Thursday 2 September 2010

On 'Exit Through The Gift Shop'


I just can't help myself. The more I think about 'Exit Through The Gift Shop' a film by stencil artist Banksy the more I get the whiff of bad faith and it's not a smell I like. That's not to say it isn't smart, at times thoughtful and always entertaining - it's just that it looks and sounds like someone who's done really well out of a fairly modest situationist-lite pop-art derivative complaining about all the factors that have allowed him to be successful. That's not terribly edifying.


The story is fairly simple. An amiable French caricature, Thierry Guetta, obsessively films a new and growing generation of street artists. Eventually the camera turns on him and the film becomes a document of his bombastic and derivative entry into the art world. It's very funny. Guetta, or 'Mr BrainWash' as he styles himself once he becomes an artist, is a classic comic creation. He has the lack of self awareness that makes for great mockumentary characters, the film becomes "Inspector Clouseau meets Spinal Tap with a spray can". Of course the 'is he, isn't he?' question is the viral heart of the film. Mister Brainwash looks very much like a comic creation, his history seems to coincide with that of the production of the film. He is both its subject an its creation and the ambiguity around whether this is a real documentary of not can only be good for box-office.




A lot of things ring just wrong enough to make you smell le rat. The main one for me, perhaps with an English ear, is the sound of Banksy's diction. His observations sound well scripted and badly acted, even with his voice going through a distorting filter it's clear that this isn't spontaneous speech. Some of the wrongness is probably imaginary, like the uncanny resemblance between Thierry and Rob Schnieder, but still distracting. It feels like a big in-joke. The fact that Mr Brainwash provided the cover for Madonna's album 'Celebration' makes you think like it might be. Throughout you can almost hear the smug laughter of celebrities imagining they're being transgressive.


There's plenty to like about Banksy. He's not just a smug post-pop arsehole he's genuinely witty (visually and verbally) and he uses absurd juxtapositions for the right reasons. His kissing coppers and Ramallah wall stencils are clever and righteous, they undermine power through wicked humour. He quotes from art history relentlessly but you sense that he's only doing it to create a shared objective base for the twist of satire he brings to his subject. That said it's undeniable that Banksy is a bit of a one line joke, the images are conceptual jokes that feel both right and wrong, you smile, maybe laugh and then they're gone. This film's a bit like that. Banksy can't be held responsible for the imitators who have followed in his wake but he can't pretend not to have benefitted from the street art boom. 'Wall and Piece', the book he published in 2005 is a bestseller reaching out to the alternative middlebrow coffee table market.


I don't have anything against anti-establishment artists making money, far from it. However I do have a natural inclination for intellectual rigour. Creating a crass talentless version of yourself and watching him succeed in just the same cultural and commercial milieu you thrive in doesn't seem all that smart. Thierry puts on a massive post-modern mess of a pop art spectacle. Of course people come to it, but that doesn't make them stupid.

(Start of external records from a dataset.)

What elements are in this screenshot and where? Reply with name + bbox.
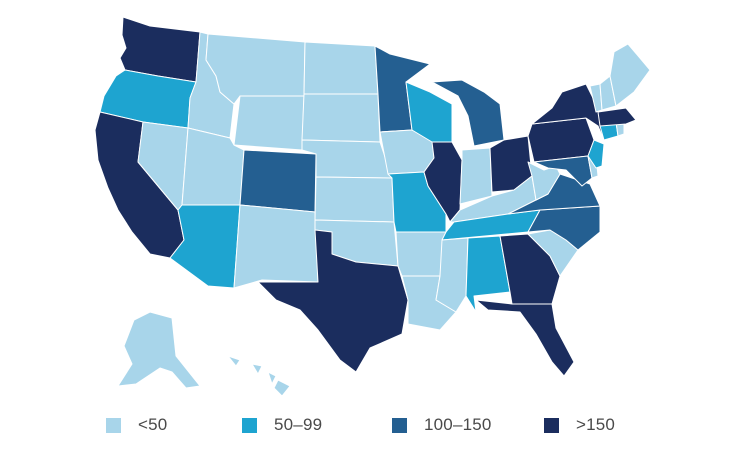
state-hawaii	[227, 355, 291, 397]
state-south-dakota	[301, 93, 381, 143]
state-illinois	[423, 141, 463, 223]
state-maine	[609, 43, 651, 107]
state-arizona	[169, 204, 241, 289]
state-indiana	[459, 147, 493, 205]
legend-label-gt150: >150	[576, 415, 616, 434]
legend-swatch-gt150	[544, 417, 559, 433]
legend-item-gt150: >150	[544, 410, 615, 440]
legend-label-lt50: <50	[138, 415, 168, 434]
state-new-jersey	[587, 139, 605, 169]
legend-item-100-150: 100–150	[392, 410, 492, 440]
legend-swatch-50-99	[242, 417, 257, 433]
legend-swatch-100-150	[392, 417, 407, 433]
us-states-map	[94, 16, 651, 397]
state-north-dakota	[303, 41, 379, 95]
state-alaska	[117, 311, 201, 389]
legend-label-50-99: 50–99	[274, 415, 323, 434]
state-pennsylvania	[527, 117, 595, 163]
state-wyoming	[233, 95, 305, 151]
legend-item-lt50: <50	[106, 410, 167, 440]
legend-swatch-lt50	[106, 417, 121, 433]
state-texas	[257, 229, 409, 373]
state-west-virginia	[527, 161, 561, 201]
state-massachusetts	[597, 107, 637, 127]
state-new-mexico	[233, 204, 319, 289]
legend: <50 50–99 100–150 >150	[0, 410, 740, 440]
legend-item-50-99: 50–99	[242, 410, 322, 440]
state-kansas	[314, 176, 395, 223]
state-arkansas	[395, 231, 447, 277]
state-nebraska	[301, 139, 393, 179]
state-colorado	[239, 149, 317, 213]
legend-label-100-150: 100–150	[424, 415, 492, 434]
state-florida	[475, 299, 575, 377]
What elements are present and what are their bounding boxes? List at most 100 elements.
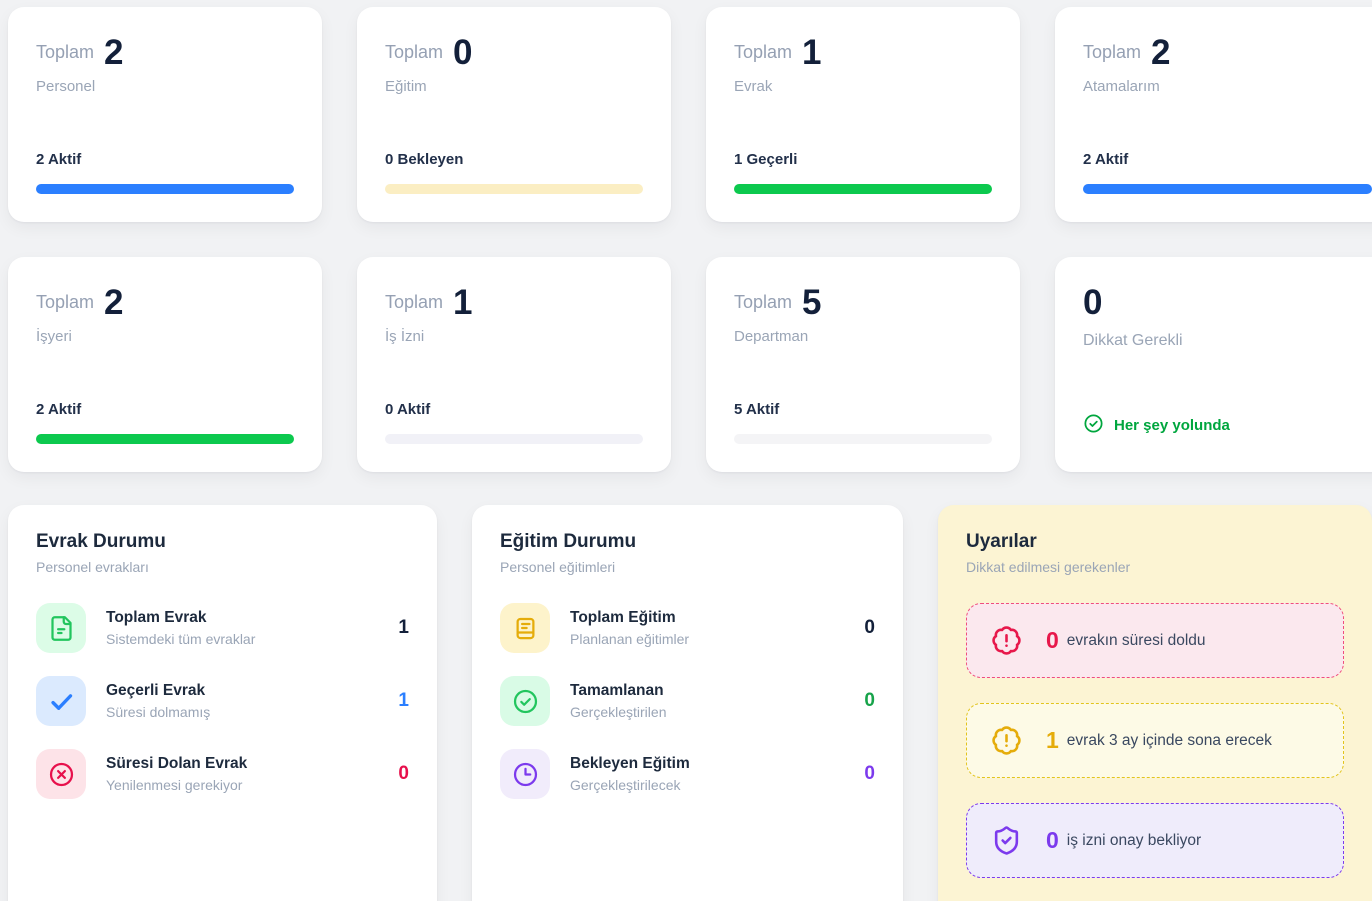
attention-status: Her şey yolunda <box>1083 413 1372 438</box>
stat-total-value: 0 <box>453 33 473 72</box>
stat-card-header: Toplam 2 <box>1083 35 1372 70</box>
attention-status-text: Her şey yolunda <box>1114 417 1230 434</box>
stat-card[interactable]: Toplam 1 Evrak 1 Geçerli <box>706 7 1020 222</box>
panels-row: Evrak Durumu Personel evrakları Toplam E… <box>8 505 1372 901</box>
status-item-title: Bekleyen Eğitim <box>570 755 690 772</box>
stat-cards-grid: Toplam 2 Personel 2 Aktif Toplam 0 Eğiti… <box>8 7 1372 472</box>
attention-label: Dikkat Gerekli <box>1083 332 1183 349</box>
stat-card-header: Toplam 5 <box>734 285 992 320</box>
circle-x-icon <box>36 749 86 799</box>
stat-entity-label: Departman <box>734 328 809 345</box>
badge-alert-icon <box>991 725 1022 756</box>
warning-alert-chip: 0 evrakın süresi doldu <box>966 603 1344 678</box>
status-item-value: 0 <box>398 763 409 784</box>
stat-total-value: 5 <box>802 283 822 322</box>
clock-icon <box>500 749 550 799</box>
status-list-item: Toplam Evrak Sistemdeki tüm evraklar 1 <box>36 603 409 653</box>
attention-required-card[interactable]: 0 Dikkat Gerekli Her şey yolunda <box>1055 257 1372 472</box>
stat-total-value: 2 <box>104 33 124 72</box>
status-item-value: 0 <box>864 690 875 711</box>
stat-progress-bar <box>385 184 643 194</box>
stat-footer-text: 0 Aktif <box>385 401 431 418</box>
alert-count: 0 <box>1046 627 1059 653</box>
document-status-panel: Evrak Durumu Personel evrakları Toplam E… <box>8 505 437 901</box>
notebook-icon <box>500 603 550 653</box>
stat-card[interactable]: Toplam 1 İş İzni 0 Aktif <box>357 257 671 472</box>
status-item-subtitle: Süresi dolmamış <box>106 704 211 720</box>
stat-total-prefix: Toplam <box>734 42 793 62</box>
stat-total-prefix: Toplam <box>385 42 444 62</box>
circle-check-icon <box>500 676 550 726</box>
status-list-item: Geçerli Evrak Süresi dolmamış 1 <box>36 676 409 726</box>
alert-text: iş izni onay bekliyor <box>1066 831 1202 849</box>
stat-progress-bar <box>36 434 294 444</box>
alert-count: 0 <box>1046 827 1059 853</box>
warning-alert-chip: 1 evrak 3 ay içinde sona erecek <box>966 703 1344 778</box>
stat-total-value: 1 <box>802 33 822 72</box>
stat-card-header: Toplam 2 <box>36 35 294 70</box>
stat-entity-label: Eğitim <box>385 78 427 95</box>
stat-entity-label: İş İzni <box>385 328 425 345</box>
status-item-value: 1 <box>398 617 409 638</box>
shield-check-icon <box>991 825 1022 856</box>
warnings-panel: Uyarılar Dikkat edilmesi gerekenler 0 ev… <box>938 505 1372 901</box>
stat-card[interactable]: Toplam 2 Atamalarım 2 Aktif <box>1055 7 1372 222</box>
stat-card-header: Toplam 2 <box>36 285 294 320</box>
attention-value: 0 <box>1083 283 1103 322</box>
status-item-texts: Geçerli Evrak Süresi dolmamış <box>106 682 210 720</box>
stat-footer-text: 2 Aktif <box>36 401 82 418</box>
stat-entity-label: Atamalarım <box>1083 78 1160 95</box>
stat-total-prefix: Toplam <box>1083 42 1142 62</box>
stat-progress-bar <box>36 184 294 194</box>
status-list-item: Süresi Dolan Evrak Yenilenmesi gerekiyor… <box>36 749 409 799</box>
alert-count: 1 <box>1046 727 1059 753</box>
stat-footer-text: 5 Aktif <box>734 401 780 418</box>
stat-entity-label: Evrak <box>734 78 773 95</box>
badge-alert-icon <box>991 625 1022 656</box>
stat-footer-text: 0 Bekleyen <box>385 151 464 168</box>
warnings-list: 0 evrakın süresi doldu 1 evrak 3 ay için… <box>966 603 1344 878</box>
status-item-value: 0 <box>864 617 875 638</box>
status-item-value: 1 <box>398 690 409 711</box>
status-item-subtitle: Gerçekleştirilen <box>570 704 667 720</box>
status-list-item: Tamamlanan Gerçekleştirilen 0 <box>500 676 875 726</box>
stat-total-value: 1 <box>453 283 473 322</box>
status-item-texts: Tamamlanan Gerçekleştirilen <box>570 682 666 720</box>
status-item-title: Toplam Evrak <box>106 609 207 626</box>
status-item-texts: Bekleyen Eğitim Gerçekleştirilecek <box>570 755 690 793</box>
panel-title: Eğitim Durumu <box>500 531 637 552</box>
stat-total-prefix: Toplam <box>734 292 793 312</box>
warning-alert-chip: 0 iş izni onay bekliyor <box>966 803 1344 878</box>
stat-total-value: 2 <box>1151 33 1171 72</box>
status-item-title: Tamamlanan <box>570 682 664 699</box>
stat-card[interactable]: Toplam 5 Departman 5 Aktif <box>706 257 1020 472</box>
stat-card-header: Toplam 1 <box>385 285 643 320</box>
stat-entity-label: Personel <box>36 78 96 95</box>
stat-footer-text: 2 Aktif <box>36 151 82 168</box>
file-text-icon <box>36 603 86 653</box>
stat-progress-bar <box>385 434 643 444</box>
status-item-title: Geçerli Evrak <box>106 682 206 699</box>
panel-title: Uyarılar <box>966 531 1037 552</box>
stat-footer-text: 1 Geçerli <box>734 151 798 168</box>
stat-card-header: Toplam 1 <box>734 35 992 70</box>
stat-entity-label: İşyeri <box>36 328 72 345</box>
stat-card[interactable]: Toplam 2 İşyeri 2 Aktif <box>8 257 322 472</box>
stat-total-value: 2 <box>104 283 124 322</box>
status-item-texts: Toplam Eğitim Planlanan eğitimler <box>570 609 689 647</box>
stat-card[interactable]: Toplam 0 Eğitim 0 Bekleyen <box>357 7 671 222</box>
stat-card[interactable]: Toplam 2 Personel 2 Aktif <box>8 7 322 222</box>
status-list-item: Toplam Eğitim Planlanan eğitimler 0 <box>500 603 875 653</box>
training-status-list: Toplam Eğitim Planlanan eğitimler 0 Tama… <box>500 603 875 799</box>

Ostensibly the joke is on the art market. Prices for street art rise and rise and the implicit message in the film is "you idiots will buy ANYTHING". That might be a fair critique but it's one made fairly gently, it would have been interesting to see the kind of collectors who will pay millions of dollars to see what started on a wall put into a frame. Instead, particularly in the shots of the concert sized crowds waiting to get into MBW's show, the joke is on the great unwashed who've been lured by the bait of free art. It's a cheap shot but one supposes more comfortable than potentially upsetting the real money who buy the real Banksy.


So the film comes with a giant set of inverted commas. The ironies are trowelled on, but the one never explored is that we seem to be watching a rogue and anti-establishment art form complaining about how it has been commoditized even when many of the artists concerned, from Banksy himself through to Shepard Fairey have thriving industries based around them. It's a fairly conservative moan and even if the whole movie is an elaborate spoof it isn't a terribly radical one. I quite like the Banksy who picks big targets, who takes on power with pisstaking and releases a dangerous idea with a spraycan. Given the context of some of the fights he's picked 'Exit Through The Gift Shop' all seems a bit too smug and whingey.

1 comment:

  1. Well said.

    The film overall was a bit of a let-down in terms of expectations. All the footage of street art being made in the first half of the film made the second half drag on in comparison.

    That said, it was a compelling hoax in some cases. Fun to watch at times, but I'm not sure I'd pay money to see it. I guess you could say the same about alot of Banksy's street art.